Does it really say we can accomplish all of our cardio and our resistance training in just 7 minutes a day and without any equipment? Yes, it does, and they have the data to back that up. Here’s the catch, this training workout is high intensity interval training and should not be attempted by the faint-hearted or “once in a blue moon” weekend warrior.

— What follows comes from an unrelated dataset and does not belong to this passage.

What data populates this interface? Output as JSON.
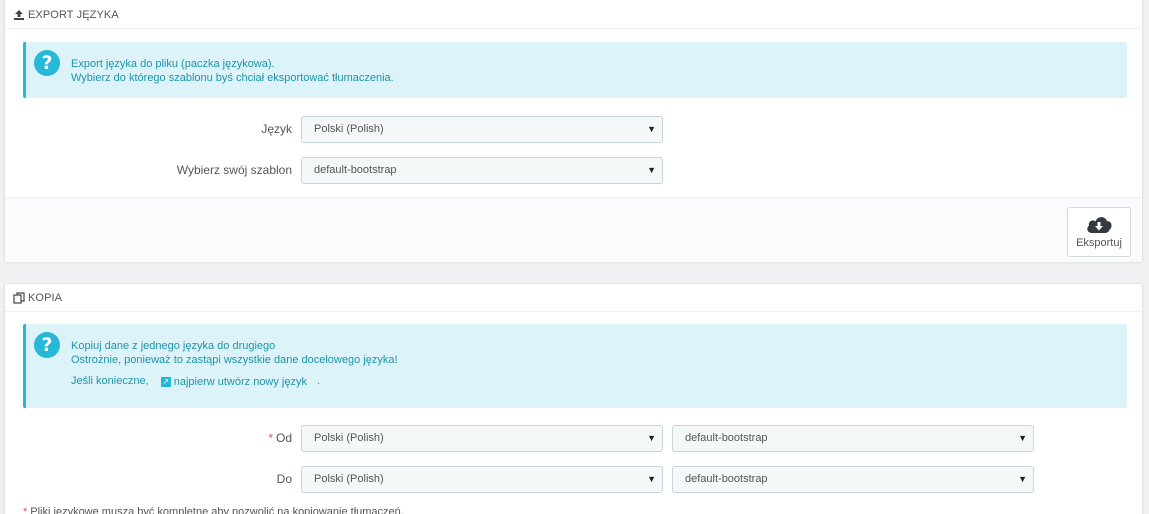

To the left is an example of a 12-station High Intensity Circuit Training (HICT) program. All excercises can be done with body weight and implements easily acquired in almost any setting (e.g., home, office, hotel room, etc.) The exercise order allows for a total body exercise to significantly increase the heart rate while the lower, upper, and core exercises function to maintain the increased heart rate while developing strength. Exercises are performed rapidly for 30 seconds, with 10 seconds of transition time between bouts. Total time for the entire circuit workout is approximately 7 minutes. By alternating an exercise that emphasizes the large muscles in the upper body with those in the lower body the unexercised muscles are getting a rest. The intensity should hover at about an 8 on a discomfort scale of 1 to 10. Those seven minutes should be, in a word, unpleasant. The upside is, after seven minutes, you’re done. “There is good evidence” that high-intensity interval circuit training provides “many of the fitness benefits of prolonged endurance training but in much less time,” says Chris Jordan, the director of exercise physiology at the Human Performance Institute in Orlando, Fla., and co-author of the new study. Even a few minutes of maximum intensity training produces molecular changes within muscles comparable to those of several hours of running or bike riding.
Always consult a qualified health professional before starting a rigorous exercise program.